I’m estimating the cost for our project. I’m using a serverless index. The read and write units are clear to me, but I’m a bit confused about the storage. How do we calculate the storage cost using the number of embeddings and the embedding dimensions? Is there a Gigabyte to dollar mapping? We have 95,327,174 embeddings with 512 dimensions.
Storage is charged per GB, per hour. You can see the pricing page for more information on costs.
The size of an embedding is determined by 3 things:
size of the ID
Size of the vector embedding itself
Size and cardinality of metadata
Each dimension in a vector uses 4 bytes of memory, so in this case each embedding would take 2048 bytes. Calculating the size of your data using:
(2048 (size of vector in bytes) * 95,327,174 (number of vectors))
Gives you roughly 182GB for storing the vectors.
You can calculate the approximate monthly cost with the following formula: Storage in GB * cost of GB/hour * 720 (Number of hours in a month)
Using the current pricing for AWS, this comes out to around $59/month in storage costs. If you know the size of your IDs and metadata, you can add that to the storage calculation to get an estimate of the full cost.

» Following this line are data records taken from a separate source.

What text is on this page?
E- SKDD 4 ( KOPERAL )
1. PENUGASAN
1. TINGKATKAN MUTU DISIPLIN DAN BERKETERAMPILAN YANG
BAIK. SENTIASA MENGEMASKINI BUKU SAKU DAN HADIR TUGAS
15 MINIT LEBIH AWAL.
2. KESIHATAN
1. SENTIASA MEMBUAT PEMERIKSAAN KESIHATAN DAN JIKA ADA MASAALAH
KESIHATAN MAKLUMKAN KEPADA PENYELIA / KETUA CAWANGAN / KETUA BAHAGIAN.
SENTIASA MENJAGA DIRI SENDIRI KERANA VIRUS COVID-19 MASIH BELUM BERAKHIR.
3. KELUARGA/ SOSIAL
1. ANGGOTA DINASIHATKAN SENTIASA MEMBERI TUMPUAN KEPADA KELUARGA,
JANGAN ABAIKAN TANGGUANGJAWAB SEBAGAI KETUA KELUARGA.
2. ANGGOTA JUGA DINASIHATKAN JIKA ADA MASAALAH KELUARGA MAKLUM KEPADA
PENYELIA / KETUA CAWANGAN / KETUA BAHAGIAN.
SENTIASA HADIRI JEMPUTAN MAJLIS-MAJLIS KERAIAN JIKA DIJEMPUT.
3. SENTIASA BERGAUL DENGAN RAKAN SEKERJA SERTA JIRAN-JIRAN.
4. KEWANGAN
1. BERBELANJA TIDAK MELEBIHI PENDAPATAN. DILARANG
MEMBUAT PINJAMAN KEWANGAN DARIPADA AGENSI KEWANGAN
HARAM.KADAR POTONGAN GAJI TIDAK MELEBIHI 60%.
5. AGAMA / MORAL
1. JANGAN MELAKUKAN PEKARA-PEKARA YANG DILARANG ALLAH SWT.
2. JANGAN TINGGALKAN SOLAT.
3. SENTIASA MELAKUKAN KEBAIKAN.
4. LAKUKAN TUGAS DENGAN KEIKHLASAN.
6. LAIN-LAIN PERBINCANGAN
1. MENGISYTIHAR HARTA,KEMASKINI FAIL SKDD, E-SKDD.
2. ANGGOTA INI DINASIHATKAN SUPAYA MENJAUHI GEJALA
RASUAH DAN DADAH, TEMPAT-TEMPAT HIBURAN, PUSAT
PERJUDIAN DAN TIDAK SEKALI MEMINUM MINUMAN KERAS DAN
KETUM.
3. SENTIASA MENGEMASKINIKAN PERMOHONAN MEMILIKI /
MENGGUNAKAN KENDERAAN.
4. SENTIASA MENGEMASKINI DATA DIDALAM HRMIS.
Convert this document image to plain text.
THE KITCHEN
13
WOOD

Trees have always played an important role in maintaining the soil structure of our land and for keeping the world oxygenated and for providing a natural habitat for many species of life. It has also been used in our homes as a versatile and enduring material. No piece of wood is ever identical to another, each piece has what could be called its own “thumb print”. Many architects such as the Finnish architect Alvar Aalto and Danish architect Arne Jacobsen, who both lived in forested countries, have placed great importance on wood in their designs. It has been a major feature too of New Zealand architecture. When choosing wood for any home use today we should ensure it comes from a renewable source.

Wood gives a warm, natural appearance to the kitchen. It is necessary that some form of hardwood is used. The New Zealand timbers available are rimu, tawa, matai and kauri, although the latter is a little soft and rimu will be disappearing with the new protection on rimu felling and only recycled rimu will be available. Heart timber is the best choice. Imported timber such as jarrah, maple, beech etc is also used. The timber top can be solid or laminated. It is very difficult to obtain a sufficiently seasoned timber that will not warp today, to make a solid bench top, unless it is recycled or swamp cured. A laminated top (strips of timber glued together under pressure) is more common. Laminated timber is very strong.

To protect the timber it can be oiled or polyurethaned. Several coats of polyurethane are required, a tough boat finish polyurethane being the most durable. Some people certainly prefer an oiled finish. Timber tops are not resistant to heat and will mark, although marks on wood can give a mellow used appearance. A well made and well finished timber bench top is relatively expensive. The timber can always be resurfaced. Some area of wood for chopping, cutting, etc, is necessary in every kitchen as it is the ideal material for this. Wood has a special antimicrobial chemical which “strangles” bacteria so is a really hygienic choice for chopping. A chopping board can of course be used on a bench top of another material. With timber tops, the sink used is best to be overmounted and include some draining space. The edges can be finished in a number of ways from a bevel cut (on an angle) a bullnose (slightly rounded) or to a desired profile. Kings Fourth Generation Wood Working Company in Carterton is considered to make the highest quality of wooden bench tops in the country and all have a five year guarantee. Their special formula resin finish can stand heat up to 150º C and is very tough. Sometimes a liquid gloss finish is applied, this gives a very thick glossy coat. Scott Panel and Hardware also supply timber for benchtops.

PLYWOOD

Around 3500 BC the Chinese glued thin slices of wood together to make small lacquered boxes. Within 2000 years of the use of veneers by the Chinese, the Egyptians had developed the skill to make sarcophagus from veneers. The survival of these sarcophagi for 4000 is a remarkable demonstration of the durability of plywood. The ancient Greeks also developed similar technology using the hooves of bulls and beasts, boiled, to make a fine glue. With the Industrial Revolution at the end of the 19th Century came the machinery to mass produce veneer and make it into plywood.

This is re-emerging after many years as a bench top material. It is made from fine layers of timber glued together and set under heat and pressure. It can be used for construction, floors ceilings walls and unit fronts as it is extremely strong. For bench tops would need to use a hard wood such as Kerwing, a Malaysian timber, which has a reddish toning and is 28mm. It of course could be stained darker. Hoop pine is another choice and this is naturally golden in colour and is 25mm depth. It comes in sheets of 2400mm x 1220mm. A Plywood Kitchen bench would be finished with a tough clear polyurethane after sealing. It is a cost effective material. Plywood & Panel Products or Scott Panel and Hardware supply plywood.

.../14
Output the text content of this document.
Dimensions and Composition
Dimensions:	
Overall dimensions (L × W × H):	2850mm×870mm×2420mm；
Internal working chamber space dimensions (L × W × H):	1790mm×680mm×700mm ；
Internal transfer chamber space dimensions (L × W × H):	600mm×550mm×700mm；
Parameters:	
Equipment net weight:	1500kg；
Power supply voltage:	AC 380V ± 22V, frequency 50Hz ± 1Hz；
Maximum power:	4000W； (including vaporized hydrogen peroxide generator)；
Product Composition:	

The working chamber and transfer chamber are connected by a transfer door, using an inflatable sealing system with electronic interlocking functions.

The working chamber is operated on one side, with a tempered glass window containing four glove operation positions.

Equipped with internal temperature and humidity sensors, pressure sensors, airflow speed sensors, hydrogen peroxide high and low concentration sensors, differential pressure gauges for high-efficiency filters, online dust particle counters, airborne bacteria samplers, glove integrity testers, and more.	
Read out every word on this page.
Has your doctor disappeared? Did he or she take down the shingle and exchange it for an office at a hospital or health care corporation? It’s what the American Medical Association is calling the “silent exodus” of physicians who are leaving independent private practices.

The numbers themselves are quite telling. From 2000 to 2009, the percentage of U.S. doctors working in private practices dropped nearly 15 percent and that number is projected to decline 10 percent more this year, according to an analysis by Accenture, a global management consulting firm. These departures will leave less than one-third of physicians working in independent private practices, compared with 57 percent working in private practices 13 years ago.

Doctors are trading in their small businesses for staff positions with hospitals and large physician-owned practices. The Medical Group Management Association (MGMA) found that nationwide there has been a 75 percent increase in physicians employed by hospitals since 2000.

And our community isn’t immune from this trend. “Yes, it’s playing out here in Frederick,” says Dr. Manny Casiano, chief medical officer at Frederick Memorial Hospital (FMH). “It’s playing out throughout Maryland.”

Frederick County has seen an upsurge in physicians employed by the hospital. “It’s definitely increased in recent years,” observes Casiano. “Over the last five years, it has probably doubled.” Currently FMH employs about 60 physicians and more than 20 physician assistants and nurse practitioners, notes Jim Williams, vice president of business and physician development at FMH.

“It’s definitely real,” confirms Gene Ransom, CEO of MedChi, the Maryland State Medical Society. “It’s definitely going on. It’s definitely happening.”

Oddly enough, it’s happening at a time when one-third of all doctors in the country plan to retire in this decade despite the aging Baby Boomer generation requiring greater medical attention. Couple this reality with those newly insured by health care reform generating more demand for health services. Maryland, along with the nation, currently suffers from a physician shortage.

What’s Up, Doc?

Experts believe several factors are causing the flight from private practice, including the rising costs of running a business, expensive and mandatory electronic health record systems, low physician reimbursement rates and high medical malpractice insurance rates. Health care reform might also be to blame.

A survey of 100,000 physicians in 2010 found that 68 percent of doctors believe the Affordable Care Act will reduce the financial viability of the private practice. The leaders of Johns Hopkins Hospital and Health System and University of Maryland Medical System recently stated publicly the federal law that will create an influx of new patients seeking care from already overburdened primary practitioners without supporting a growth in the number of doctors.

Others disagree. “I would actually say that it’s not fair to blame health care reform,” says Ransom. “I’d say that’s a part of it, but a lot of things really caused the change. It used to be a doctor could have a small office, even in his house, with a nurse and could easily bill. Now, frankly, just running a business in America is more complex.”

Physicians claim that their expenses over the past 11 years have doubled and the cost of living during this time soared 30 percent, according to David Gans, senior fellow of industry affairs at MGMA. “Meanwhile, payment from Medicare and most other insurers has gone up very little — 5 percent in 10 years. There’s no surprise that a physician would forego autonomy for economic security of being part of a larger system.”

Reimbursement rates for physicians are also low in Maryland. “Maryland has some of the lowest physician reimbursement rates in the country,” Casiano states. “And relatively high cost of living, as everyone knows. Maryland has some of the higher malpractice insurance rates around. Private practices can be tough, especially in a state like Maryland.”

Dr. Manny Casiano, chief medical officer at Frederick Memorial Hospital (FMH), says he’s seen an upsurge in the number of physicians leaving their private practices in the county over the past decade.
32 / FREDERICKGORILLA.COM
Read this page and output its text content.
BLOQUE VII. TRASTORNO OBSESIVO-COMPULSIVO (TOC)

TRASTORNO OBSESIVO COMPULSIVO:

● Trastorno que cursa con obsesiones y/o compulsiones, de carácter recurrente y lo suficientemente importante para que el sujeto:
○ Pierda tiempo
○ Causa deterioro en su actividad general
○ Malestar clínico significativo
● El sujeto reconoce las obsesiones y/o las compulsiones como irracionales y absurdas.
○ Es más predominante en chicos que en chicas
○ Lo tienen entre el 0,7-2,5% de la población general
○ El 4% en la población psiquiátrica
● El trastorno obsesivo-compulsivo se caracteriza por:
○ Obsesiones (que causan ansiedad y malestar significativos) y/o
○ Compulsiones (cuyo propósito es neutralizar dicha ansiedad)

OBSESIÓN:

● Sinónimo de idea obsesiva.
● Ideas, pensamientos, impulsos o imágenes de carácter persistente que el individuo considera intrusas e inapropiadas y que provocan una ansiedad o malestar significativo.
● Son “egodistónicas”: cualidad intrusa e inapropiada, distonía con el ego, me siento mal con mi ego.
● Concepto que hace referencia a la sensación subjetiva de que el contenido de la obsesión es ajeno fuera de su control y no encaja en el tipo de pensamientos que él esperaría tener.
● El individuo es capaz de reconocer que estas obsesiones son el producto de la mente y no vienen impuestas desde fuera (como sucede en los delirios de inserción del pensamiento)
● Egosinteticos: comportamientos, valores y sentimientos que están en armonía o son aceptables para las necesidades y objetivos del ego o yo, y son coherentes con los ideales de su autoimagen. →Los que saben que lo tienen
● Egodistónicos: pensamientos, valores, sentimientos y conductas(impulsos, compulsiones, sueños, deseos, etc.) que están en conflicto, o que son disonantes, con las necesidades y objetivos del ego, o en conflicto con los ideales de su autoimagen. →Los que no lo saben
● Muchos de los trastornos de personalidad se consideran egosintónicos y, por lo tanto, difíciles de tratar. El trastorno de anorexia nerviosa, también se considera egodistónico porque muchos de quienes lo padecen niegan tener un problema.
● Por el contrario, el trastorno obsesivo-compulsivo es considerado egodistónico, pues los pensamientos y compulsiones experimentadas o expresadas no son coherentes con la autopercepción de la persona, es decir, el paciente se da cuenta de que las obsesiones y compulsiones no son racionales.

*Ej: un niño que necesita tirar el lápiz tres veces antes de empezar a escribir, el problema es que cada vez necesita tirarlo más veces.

It may be a good idea to make a test index with a subset of your embeddings to get a better idea of the size of your metadata, which will help you more accurately estimate your storage costs. You can find the cost information for a specific project on the usage page in the Pinecone console.
The cost of GB/hour can be found on Pinecone’s pricing page, which I linked above. For the calculations I made, I used Pinecone’s current storage price for standard users.